One of the books I read at the tail end of last year, brought home this message again. I shared it with Gary when I was reading it, and he told me that was blog worthy. In Janette Oke's book Spring's Gentle Promise the man that the story centers around is trying to keep the family farm going through the Great Depression and the Dust Bowls. After several years, they have gone through their savings, they have sold off all the livestock they can, they have no seed left for future plantings, they owe money to the doctor and the general store. He has taken a government works job days away from his family just to keep them fed and on the farm. He feels like a completely failure, and is at the end of his rope when he comes across a verse in his nightly Bible reading. I immediately recognized it, because it's the verse at the top of our blogspot.

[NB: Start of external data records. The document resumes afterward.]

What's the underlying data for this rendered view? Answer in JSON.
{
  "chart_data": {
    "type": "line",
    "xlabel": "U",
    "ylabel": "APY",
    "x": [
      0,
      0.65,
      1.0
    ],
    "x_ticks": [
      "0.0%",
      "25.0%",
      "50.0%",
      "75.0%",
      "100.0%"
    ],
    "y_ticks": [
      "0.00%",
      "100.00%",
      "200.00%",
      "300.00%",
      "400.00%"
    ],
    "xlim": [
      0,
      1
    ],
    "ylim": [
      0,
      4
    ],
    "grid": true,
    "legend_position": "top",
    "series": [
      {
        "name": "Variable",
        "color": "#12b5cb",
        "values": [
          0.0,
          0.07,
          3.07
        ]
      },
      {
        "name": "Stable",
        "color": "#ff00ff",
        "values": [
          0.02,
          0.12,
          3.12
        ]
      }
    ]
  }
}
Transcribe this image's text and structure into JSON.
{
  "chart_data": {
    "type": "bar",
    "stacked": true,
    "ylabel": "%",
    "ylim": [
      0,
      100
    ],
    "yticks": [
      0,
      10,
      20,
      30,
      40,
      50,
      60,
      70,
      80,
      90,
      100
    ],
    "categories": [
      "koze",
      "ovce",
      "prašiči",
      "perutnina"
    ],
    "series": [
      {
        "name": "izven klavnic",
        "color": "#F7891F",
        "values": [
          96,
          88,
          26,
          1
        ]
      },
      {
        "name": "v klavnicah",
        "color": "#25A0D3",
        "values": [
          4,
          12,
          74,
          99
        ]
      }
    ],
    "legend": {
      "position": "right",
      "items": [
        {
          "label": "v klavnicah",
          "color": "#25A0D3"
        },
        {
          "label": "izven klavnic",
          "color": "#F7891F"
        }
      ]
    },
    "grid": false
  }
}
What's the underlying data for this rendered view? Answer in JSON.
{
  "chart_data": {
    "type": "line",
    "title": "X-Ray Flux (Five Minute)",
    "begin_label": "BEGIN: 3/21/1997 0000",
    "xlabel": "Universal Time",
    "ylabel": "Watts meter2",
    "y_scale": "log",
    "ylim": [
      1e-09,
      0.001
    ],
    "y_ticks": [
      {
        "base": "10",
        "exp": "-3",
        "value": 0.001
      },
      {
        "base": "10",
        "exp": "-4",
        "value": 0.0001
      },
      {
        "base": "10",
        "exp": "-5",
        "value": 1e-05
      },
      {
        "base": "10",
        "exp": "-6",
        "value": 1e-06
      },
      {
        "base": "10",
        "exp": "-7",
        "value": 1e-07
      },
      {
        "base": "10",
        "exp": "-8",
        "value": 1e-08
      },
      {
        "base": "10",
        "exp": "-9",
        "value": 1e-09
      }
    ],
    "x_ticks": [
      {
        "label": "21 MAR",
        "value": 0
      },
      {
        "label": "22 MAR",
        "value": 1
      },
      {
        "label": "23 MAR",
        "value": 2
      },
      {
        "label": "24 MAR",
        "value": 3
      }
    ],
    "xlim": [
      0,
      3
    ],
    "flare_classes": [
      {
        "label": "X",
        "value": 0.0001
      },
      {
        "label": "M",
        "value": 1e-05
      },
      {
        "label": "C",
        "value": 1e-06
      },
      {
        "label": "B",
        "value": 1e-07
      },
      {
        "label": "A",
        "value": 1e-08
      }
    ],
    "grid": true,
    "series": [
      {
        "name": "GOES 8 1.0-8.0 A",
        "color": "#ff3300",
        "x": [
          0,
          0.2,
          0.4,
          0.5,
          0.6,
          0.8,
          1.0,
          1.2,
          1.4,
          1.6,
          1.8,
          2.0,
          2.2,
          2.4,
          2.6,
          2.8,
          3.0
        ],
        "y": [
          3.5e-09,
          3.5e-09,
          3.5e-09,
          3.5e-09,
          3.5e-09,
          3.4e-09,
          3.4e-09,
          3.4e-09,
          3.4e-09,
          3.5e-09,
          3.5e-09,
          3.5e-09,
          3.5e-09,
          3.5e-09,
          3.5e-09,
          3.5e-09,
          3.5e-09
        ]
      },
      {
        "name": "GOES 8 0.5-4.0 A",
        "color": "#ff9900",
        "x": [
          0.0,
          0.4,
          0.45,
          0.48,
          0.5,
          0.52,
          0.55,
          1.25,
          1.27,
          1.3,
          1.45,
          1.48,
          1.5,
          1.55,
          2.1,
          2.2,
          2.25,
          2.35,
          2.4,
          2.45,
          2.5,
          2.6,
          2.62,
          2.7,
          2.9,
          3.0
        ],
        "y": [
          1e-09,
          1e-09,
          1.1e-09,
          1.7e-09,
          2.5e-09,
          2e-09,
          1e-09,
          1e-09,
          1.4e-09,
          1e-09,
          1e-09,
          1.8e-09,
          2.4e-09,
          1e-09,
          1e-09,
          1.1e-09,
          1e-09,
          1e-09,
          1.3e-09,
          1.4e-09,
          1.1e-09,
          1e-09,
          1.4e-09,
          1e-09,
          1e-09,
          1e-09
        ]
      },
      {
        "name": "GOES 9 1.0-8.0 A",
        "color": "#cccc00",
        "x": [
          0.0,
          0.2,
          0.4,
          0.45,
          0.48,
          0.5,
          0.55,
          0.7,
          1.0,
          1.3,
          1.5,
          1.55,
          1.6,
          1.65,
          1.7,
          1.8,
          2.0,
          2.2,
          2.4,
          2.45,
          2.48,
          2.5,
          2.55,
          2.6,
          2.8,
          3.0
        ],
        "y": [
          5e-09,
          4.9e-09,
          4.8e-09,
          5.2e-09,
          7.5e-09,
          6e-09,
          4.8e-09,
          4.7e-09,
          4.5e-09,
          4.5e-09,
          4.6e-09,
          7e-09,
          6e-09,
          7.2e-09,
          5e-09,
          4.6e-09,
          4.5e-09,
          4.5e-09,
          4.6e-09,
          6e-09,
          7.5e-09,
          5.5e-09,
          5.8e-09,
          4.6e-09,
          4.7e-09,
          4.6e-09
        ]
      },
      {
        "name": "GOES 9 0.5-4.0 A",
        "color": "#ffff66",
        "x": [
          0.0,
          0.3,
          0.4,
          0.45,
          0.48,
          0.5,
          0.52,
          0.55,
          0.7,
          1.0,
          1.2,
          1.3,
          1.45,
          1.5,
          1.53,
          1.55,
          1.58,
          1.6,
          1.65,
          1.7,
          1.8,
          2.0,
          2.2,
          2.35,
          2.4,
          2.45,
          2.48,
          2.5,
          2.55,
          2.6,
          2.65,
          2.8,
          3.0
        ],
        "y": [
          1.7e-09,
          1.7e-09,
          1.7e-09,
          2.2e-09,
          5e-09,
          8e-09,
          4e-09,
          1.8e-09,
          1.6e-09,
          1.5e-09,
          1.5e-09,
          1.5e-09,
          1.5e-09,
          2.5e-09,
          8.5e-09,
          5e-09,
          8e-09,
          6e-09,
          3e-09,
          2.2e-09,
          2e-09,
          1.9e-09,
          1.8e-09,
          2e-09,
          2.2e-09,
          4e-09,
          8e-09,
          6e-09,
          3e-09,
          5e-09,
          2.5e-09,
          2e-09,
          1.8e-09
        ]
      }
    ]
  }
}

Although the fig tree shall not blossom, neither shall fruit be in the vines; the labour of the olive shall fail, and the fields shall yield no meat; the flock shall be cut off from the fold, and there shall be no herd in the stalls: Yet I will rejoice in the LORD, I will joy in the God of my salvation. The LORD God is my strength, and he will make my feet like hinds' feet, and he will make me to walk upon mine high places. -Habakkuk 3:17-19The realization he comes to is that while he is to do his best in providing for his family and the service of the Lord, it's God that is his strength. He doesn't have any strength in and of himself. He also comes to realize that no matter how bad things are that God can provide. And rather than spending all this time depressed and worried and trying to handle things on his own, he can rejoice in all the blessings that he does have from the Lord's hand. To me it just reinforced that lesson that I should be stressing less, trusting more, and enduring current circumstances in faith. I suspect this lesson is one that I will never completely learn, but I do hope to improve.